Having built scenarios for the Open African Innovation Research group, how do you see the future of Africa as regards innovation and patents?

The aim of Open AIR has been to build knowledge governance through collaborative research, and the Open Africa platform and network is thriving. Africa is the continent with the most youthful population, and by the middle of this century, it is estimated that nearly one out of four people in the world will come from Africa. Is this a demographic dividend or a time bomb? An advantage that Africa has is that innovation is low cost in the sense that they have nothing to lose by being disruptive. And there is a great deal of grass roots innovation. The Chinese are actively registering their brands in Kenya, in particular with trademarks and patents. Could Africa become the next South East Asia? There are certain ingredients that make this a possibility.


What relationship do you see between IP and innovation in the future?

It depends whether people see the relationship as a virtuous circle or not and also on who benefits. Will it be a few large winners or a broader gain across society? There is a question around the monopoly term too.

The Beijing underground in China was built more than a century after the first underground, the Metropolitan line tube in London. Examples like this illustrate the value of a large time lag between the initial innovation, which offers the potential for countless incremental innovations. Today, this is no longer the case. The latest iPhone, which has a twenty-year patent, was simultaneously launched in Beijing and London. This reduces the opportunities to innovate with any freedom. So, instead of having a ripple effect with incremental innovation, we now have one corporation occupying most of the space.

The ‘one size fits all’ model is very lucrative and we are increasingly seeing it in the digital world. The problem is that this winner-takes-all structure defies the law of nature. A permanent major transfer of wealth from the physical world to the virtual, digital world is not sustainable. No one minds the inventor taking the lion’s share if there is sufficient left for the other creatives. The issue is one of balance—ensuring that there are enough winners. When people perceive something to be unfair, enforcement of the system requires coercion to counter the inevitable piracy.

IP is a monopoly over the granted invention conferred by society for the short-term gain of the innovator in order to support long term gain for society. We need to look at this model in the light of disruptive high-tech innovations. For example, artificial intelligence and nanotech, what are their implications? The question is whether European policy makers have the necessary visionary thinking and power of conviction to put the optimal policies in place. That’s why I do my job. That’s the value of foresight.
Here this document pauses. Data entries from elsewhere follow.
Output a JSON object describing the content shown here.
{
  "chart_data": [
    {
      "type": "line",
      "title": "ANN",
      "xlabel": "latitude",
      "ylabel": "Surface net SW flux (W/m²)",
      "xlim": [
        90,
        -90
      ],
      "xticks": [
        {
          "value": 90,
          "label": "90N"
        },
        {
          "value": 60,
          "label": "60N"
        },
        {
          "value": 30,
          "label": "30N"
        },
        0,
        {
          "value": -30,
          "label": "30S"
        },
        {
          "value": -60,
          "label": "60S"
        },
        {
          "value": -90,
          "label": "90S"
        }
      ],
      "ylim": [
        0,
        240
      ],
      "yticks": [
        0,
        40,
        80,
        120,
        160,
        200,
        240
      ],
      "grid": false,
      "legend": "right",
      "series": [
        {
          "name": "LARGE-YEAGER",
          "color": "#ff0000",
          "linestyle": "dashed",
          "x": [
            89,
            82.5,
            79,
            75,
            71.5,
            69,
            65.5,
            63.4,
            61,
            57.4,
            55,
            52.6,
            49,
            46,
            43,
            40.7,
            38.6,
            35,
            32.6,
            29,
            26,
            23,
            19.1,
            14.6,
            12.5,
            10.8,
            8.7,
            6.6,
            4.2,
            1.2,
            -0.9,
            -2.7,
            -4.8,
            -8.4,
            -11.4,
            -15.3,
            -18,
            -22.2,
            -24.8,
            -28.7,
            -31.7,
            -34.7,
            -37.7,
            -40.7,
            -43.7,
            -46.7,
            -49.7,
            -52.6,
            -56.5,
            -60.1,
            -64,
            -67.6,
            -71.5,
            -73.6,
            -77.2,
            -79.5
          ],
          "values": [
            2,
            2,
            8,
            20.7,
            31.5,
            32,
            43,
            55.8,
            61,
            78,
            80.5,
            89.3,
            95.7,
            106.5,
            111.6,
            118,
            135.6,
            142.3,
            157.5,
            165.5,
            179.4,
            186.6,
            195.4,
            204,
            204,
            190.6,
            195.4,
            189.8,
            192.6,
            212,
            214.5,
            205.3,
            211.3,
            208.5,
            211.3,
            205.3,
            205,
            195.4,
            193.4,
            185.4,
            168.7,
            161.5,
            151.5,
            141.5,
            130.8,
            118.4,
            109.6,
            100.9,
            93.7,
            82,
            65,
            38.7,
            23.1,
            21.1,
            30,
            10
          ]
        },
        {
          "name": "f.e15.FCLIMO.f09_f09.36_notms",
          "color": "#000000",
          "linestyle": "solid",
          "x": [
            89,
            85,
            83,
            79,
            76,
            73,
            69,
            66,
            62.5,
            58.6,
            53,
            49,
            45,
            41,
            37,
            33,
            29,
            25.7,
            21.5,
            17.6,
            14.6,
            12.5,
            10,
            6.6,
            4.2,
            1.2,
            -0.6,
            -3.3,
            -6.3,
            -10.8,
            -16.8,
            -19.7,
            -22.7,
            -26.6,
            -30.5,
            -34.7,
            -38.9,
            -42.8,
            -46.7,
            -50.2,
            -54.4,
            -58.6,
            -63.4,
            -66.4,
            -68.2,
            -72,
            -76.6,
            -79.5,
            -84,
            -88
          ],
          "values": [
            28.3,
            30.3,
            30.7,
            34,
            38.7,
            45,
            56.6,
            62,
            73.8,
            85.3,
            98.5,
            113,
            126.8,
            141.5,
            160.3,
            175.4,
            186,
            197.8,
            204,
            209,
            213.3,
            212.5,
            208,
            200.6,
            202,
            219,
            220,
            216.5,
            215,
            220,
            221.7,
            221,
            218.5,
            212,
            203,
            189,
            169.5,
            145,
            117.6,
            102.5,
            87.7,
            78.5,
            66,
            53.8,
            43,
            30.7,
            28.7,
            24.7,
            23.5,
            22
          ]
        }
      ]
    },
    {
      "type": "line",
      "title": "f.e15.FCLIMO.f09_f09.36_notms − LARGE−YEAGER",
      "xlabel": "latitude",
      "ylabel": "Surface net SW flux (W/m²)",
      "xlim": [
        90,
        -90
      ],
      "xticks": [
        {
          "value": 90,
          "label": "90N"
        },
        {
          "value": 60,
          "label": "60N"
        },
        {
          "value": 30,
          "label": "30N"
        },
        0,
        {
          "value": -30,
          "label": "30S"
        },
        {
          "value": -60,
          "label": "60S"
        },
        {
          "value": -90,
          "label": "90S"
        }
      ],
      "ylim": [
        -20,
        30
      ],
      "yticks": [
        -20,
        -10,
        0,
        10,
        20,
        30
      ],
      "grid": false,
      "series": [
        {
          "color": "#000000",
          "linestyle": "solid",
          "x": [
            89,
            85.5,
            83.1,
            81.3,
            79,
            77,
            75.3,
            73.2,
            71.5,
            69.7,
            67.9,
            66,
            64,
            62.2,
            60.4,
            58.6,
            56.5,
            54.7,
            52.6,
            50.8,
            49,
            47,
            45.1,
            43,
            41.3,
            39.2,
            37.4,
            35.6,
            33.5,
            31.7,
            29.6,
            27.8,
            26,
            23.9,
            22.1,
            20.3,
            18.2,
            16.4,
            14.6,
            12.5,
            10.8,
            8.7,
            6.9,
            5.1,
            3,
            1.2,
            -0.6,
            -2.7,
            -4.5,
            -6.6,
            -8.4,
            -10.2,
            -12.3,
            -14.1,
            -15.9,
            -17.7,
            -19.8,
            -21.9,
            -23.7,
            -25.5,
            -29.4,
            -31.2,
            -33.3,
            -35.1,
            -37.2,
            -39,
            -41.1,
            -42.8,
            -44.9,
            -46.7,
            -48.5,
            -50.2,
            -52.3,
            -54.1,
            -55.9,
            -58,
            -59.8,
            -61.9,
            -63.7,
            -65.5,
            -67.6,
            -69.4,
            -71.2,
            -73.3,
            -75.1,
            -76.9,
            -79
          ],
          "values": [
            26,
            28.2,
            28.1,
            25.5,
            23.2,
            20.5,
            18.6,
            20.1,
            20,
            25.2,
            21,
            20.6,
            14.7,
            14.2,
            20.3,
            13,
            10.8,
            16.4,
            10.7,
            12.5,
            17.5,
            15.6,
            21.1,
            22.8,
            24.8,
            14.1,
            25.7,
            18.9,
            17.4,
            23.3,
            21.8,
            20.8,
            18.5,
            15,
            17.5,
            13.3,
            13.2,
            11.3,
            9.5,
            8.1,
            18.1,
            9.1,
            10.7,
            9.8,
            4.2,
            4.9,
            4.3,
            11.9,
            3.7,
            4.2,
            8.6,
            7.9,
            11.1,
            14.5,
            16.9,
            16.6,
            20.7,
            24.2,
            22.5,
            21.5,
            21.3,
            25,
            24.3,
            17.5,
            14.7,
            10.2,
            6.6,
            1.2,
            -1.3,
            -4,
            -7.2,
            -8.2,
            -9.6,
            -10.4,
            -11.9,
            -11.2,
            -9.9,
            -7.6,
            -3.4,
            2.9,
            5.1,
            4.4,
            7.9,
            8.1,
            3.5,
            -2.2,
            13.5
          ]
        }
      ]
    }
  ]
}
What advice would you offer an inventor today?

There is no easy roadmap to invention. What is really valuable in a world where it is hard to ignore global problems? As an inventor, how are you going to deal with people stealing your idea without being monetised? There is no easy answer to this. It is the dilemma of being the textbook that is the most bought versus the one that is most pirated. The inventor today must invent for tomorrow. Look at the big questions and pictures.

Shirin Elahi’s publications include:

  • Elahi, S and De Beer, J, with D Kawooya, C Oguamanam, N Rizk and the Open AIR network (2013) Knowledge & Innovation in Africa: Scenarios for the Future
  • Elahi, S (2010) Here be Dragons…exploring the ‘unknown unknowns’. Futures;
  • Elahi, S (2009) Privacy and Consent in the Digital Era. Information Security Technical Report (ISTR);
  • Karachalios, K and S Elahi (2009) Transparency, trust, and the patent system. Journal of IP Law & Practice;
  • Elahi, S (2008) Conceptions of Fairness and Forming the Common Ground, in Ramirez, R, Selsky, J.W and van der Heijden (eds) Business Planning for Turbulent Times. Earthscan, London & Sterling, VA;
  • Elahi, S et al (2007) Scenarios for the Future of Intellectual Property and Patenting. European Patent Office, Munich.

The views expressed in this feature are those of the interviewee and may not reflect the views of 4iP Council or its members. The purpose of this feature area is to reflect thinking on the topic of intellectual property and enable open discussion.